Similarly application US Publication No. US 2005-0244038 A1, FIG. 1 shows an overview of how a finger position sensor (112) and a partial fingerprint sensor (swiped image sensor) (110) can be integrated into an overall fingerprint scanner, and FIGS. 5 through 11 and 13 through 16 show how a finger moves over a series of sensor plates in the finger position sensor in the course of a finger print swipe.
One drawback of these earlier approaches was that the system was still too sensitive to individual variations in user technique. One way to address this issue, discussed in application US Publication US 20050244039A1, is to assist the user to produce a finger swipe that the system can properly read by giving the user visual or audio feedback as to if the finger swipe produced finger location and speed data that was readable by the system. This way, the user can be encouraged optimize his or her finger swipe technique. However alternative approaches, such as improved signal analysis techniques that make the system more tolerant to variations in user technique, either with or without audio or visual user feedback are also desirable.
One of the reasons why these earlier approaches were overly sensitive to variations in use technique is that the systems were not accurate enough. In a rate based sensor, noise can occur when the sensor that is configured to detect the finger and take a reading of finger features is unable to accurately detect the location and motion of the finger while it is being swiped. The result can be noise, such as electronic noise, resulting from a transition of the finger from one sensor element to another. As a result, the finger motion rate calculation is not totally accurate because the signal noise occurring from one sensor element to another creates uncertainty with respect to the location and timing at which a finger transitions from one sensor to another.
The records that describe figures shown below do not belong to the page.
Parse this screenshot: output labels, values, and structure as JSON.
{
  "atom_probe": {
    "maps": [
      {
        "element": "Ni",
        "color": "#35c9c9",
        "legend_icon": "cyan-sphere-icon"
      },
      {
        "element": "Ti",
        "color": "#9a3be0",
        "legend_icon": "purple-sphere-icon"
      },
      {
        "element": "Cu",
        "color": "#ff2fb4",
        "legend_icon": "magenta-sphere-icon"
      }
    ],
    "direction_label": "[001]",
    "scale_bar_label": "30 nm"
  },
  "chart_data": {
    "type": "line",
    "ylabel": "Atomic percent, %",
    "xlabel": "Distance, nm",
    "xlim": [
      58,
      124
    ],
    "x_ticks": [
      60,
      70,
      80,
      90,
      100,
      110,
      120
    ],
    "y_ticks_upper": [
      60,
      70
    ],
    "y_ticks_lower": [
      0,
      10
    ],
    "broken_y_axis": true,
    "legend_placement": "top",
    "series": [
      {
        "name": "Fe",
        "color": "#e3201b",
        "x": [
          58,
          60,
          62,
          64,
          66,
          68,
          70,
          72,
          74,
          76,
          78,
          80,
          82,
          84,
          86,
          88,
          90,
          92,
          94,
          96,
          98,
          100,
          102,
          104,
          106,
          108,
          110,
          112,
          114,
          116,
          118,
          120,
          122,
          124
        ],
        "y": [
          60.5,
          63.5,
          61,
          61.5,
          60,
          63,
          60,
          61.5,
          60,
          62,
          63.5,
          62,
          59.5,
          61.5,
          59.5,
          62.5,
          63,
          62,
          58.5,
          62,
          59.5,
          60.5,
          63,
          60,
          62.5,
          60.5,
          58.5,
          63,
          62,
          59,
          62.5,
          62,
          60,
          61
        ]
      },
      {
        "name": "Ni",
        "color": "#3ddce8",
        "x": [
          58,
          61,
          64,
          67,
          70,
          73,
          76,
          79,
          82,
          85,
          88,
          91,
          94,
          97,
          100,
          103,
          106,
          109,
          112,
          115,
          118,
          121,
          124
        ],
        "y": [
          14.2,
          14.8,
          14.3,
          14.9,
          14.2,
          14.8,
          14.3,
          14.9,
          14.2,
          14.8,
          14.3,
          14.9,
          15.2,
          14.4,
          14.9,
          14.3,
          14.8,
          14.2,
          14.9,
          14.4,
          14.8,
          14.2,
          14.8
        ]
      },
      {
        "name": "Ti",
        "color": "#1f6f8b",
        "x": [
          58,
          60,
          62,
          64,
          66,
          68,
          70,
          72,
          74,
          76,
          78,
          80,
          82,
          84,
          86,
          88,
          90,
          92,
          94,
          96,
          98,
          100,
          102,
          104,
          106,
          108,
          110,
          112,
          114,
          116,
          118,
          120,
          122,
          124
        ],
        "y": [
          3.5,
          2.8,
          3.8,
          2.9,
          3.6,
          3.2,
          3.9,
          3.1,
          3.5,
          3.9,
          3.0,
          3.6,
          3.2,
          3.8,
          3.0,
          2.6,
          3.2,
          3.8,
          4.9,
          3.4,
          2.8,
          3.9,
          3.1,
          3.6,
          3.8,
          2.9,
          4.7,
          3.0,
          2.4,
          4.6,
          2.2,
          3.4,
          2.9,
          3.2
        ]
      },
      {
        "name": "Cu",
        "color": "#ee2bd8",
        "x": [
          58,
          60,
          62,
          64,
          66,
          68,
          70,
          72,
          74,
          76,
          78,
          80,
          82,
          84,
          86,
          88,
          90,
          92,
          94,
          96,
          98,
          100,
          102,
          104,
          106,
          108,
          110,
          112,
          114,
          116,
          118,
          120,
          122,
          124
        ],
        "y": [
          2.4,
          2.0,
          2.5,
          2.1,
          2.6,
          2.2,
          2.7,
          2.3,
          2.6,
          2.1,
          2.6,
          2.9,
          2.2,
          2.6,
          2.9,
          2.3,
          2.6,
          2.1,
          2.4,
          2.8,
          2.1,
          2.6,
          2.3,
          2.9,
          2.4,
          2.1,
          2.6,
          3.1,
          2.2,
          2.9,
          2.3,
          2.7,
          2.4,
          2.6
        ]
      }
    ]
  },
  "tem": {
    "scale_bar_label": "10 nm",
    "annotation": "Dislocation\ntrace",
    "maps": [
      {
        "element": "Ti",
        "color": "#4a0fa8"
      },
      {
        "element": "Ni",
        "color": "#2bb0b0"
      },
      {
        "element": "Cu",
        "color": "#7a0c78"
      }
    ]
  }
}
Therefore, there exists a need in the art to more accurately sense finger swiping motion across a fingerprint sensor and to accurately calculate the speed and location of the finger that is in motion across the sensor. There also exists a great need in the art for a more efficient means to accurately sense and capture fingerprints on portable microprocessor controlled devices (e.g. cell phones, smart cards, PDA's, laptop computers, MP3 players, and the like). There is also a need for more convenient and efficient ways to provide navigation and control operations on such portable devices. As will be seen, the invention provides for these multiple needs in an elegant manner.